Ada kejadian luar biasa kisah TKW di
Hongkong. Sebagai bangsa yang religius, kebanyakan TKW yang bekerja di Hongkong
tentu beragama Islam. Ketika berangkat ke Hongkong, para TKW memakai kerudung
dan menyandang nama Aminah. Apa lacur, ketika pulang ke Tanah Air, namanya
menjadi Mince, berbusana bikini dan biasanya memakan daging babi. Mereka
berubah menjadi lesbian. Ironis. Sungguh memilukan hati bangsa ini.
Lebih menyedihkan lagi, terkadang baru saja sepekan bekerja di Hongkong,
para TKW beralih profesi menjadi pekerja seks komersial (PSK). Tak mudah dicari akar
penyebabnya. Dijebak, terjebak ataukah justru muncul dari
keinginan mereka sendiri meraup rupiah sebanyak mungkin di
negeri orang. Kasus TKW ini harus menjadi perhatian yang serius bagi
pemerintah, kalangan organisasi keagamaan di Tanah Air. Yang pasti, harus ada
tindakan nyata dari pemerintah untuk menghentikan praktik-praktik penyimpangan
pekerjaan seperti itu.
Semakin mendalami duka
derita TKI/TKW di negeri orang semakin membuat kita mengelus dada. Tengoklah
luka cerita seperti TKI/TKW dipecat secara sepihak dan dipulangkan majikan tanpa diberikan hak-haknya; dipulangkan secara sepihak oleh agency setelah usai
masa pemotongan gaji sehingga tak pernah menerima gaji penuh; penipuan dengan modus rekayasa pemeriksaan medis; mengadu ke polisi tapi
dikembalikan kepada agency/tekong kemudian dipekerjakan
secara ilegal.
Terkadang pula tak sedikit TKI/TKW dideportasi tetapi tidak pernah sampai di
kampung halaman. Mereka ditangkap oleh calo kemudian
diberangkatkan kembali ke luar negeri secara ilegal. Kadang lagi, mereka harus menghadapi sikap aparatur KBRI/Konjen RI yang
tidak mau membela dan justru menelantarkan. Mereka pun mesti menghadapi birokrasi penyelesaian yang
berbelit, rumit dan memakan waktu.
Demikian lekat derita
TKI/TKW ketika mengadu peruntungan di negeri orang. Hal ini tak terlepas dari
persiapan di dalam negeri yang juga bermasalah. Tidak sedikit TKI/TKW yang
merenda sengsara sebelum berangkat ke luar negeri. Mereka terkadang diperas
dengan alasan pemenuhan syarat dokumen, ditelantarkan di tempat penampungan
sementara, dan dikomersialkan demi memenuhi pundi-pundi oknum-oknum di instansi
terkait. Peta kenestapaan di dalam negeri terhampar mulai dari perekrutan, pengurusan kelengkapan dokumen,
pendidikan/pelatihan, penanda-tanganan kontrak kerja, persiapan akhir pemberangkatan sampai pemberangkatan TKI ke luar negeri.

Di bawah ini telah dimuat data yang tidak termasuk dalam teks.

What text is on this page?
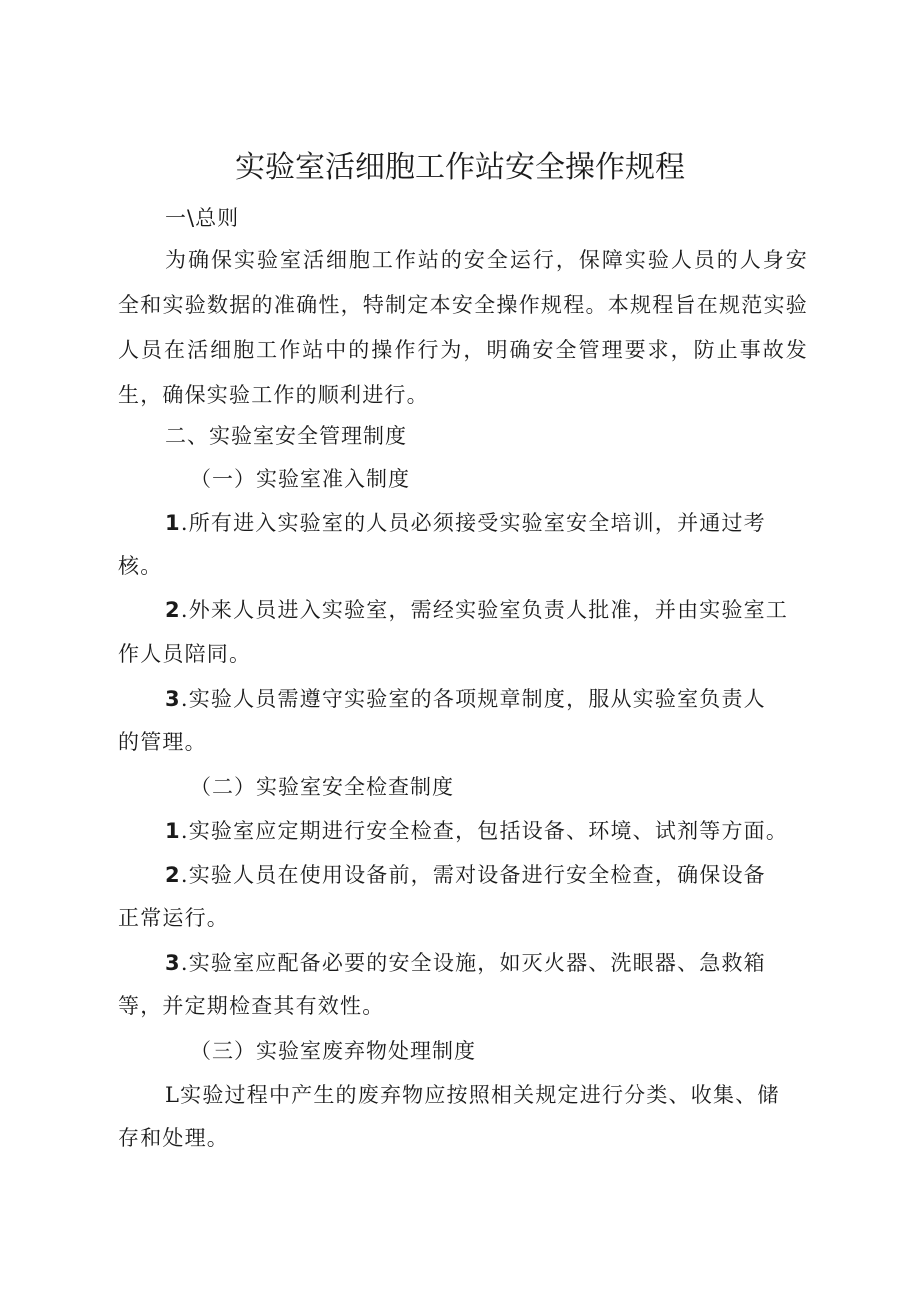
实验室活细胞工作站安全操作规程
一\总则
为确保实验室活细胞工作站的安全运行，保障实验人员的人身安全和实验数据的准确性，特制定本安全操作规程。本规程旨在规范实验人员在活细胞工作站中的操作行为，明确安全管理要求，防止事故发生，确保实验工作的顺利进行。
二、实验室安全管理制度
（一）实验室准入制度
1.所有进入实验室的人员必须接受实验室安全培训，并通过考
核。
2.外来人员进入实验室，需经实验室负责人批准，并由实验室工
作人员陪同。
3.实验人员需遵守实验室的各项规章制度，服从实验室负责人
的管理。
（二）实验室安全检查制度
1.实验室应定期进行安全检查，包括设备、环境、试剂等方面。
2.实验人员在使用设备前，需对设备进行安全检查，确保设备
正常运行。
3.实验室应配备必要的安全设施，如灭火器、洗眼器、急救箱
等，并定期检查其有效性。
（三）实验室废弃物处理制度
L实验过程中产生的废弃物应按照相关规定进行分类、收集、储
存和处理。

Pertama, perekrutan. Sekadar contoh kisah Ferry Widyantoro (33) dan Sugeng Pratikto (29),
keduanya warga Desa Sidorejo, Kecamatan Sawahan, Kabupaten Nganjuk, Jawa Timur, yang harus
merelakan Rp15,5 juta masuk ke kantong calo TKI Agus
Kurnia (40). Dan September 2010 lalu keduanya harus berputar-putar
di sekitar Terminal Bus Jombang untuk mencari keberadaan Agus Kurnia yang mengaku
bisa membantu memberangkatkan mereka ke Arab
Saudi. Nasib serupa dialami oleh 85 orang calon TKI dari
berbagai daerah yang dijanjikan hendak dipekerjakan di galangan kapal dan
pabrik elektronik di Amerika Serikat. Masing-masing dari mereka sudah menyetor
sekitar Rp15 juta sampai Rp20 juta kepada sebuah perusahaan jasa pengerah TKI
di kawasan Cempaka Putih, Jakarta Timur (KabariNews.com, September 2009).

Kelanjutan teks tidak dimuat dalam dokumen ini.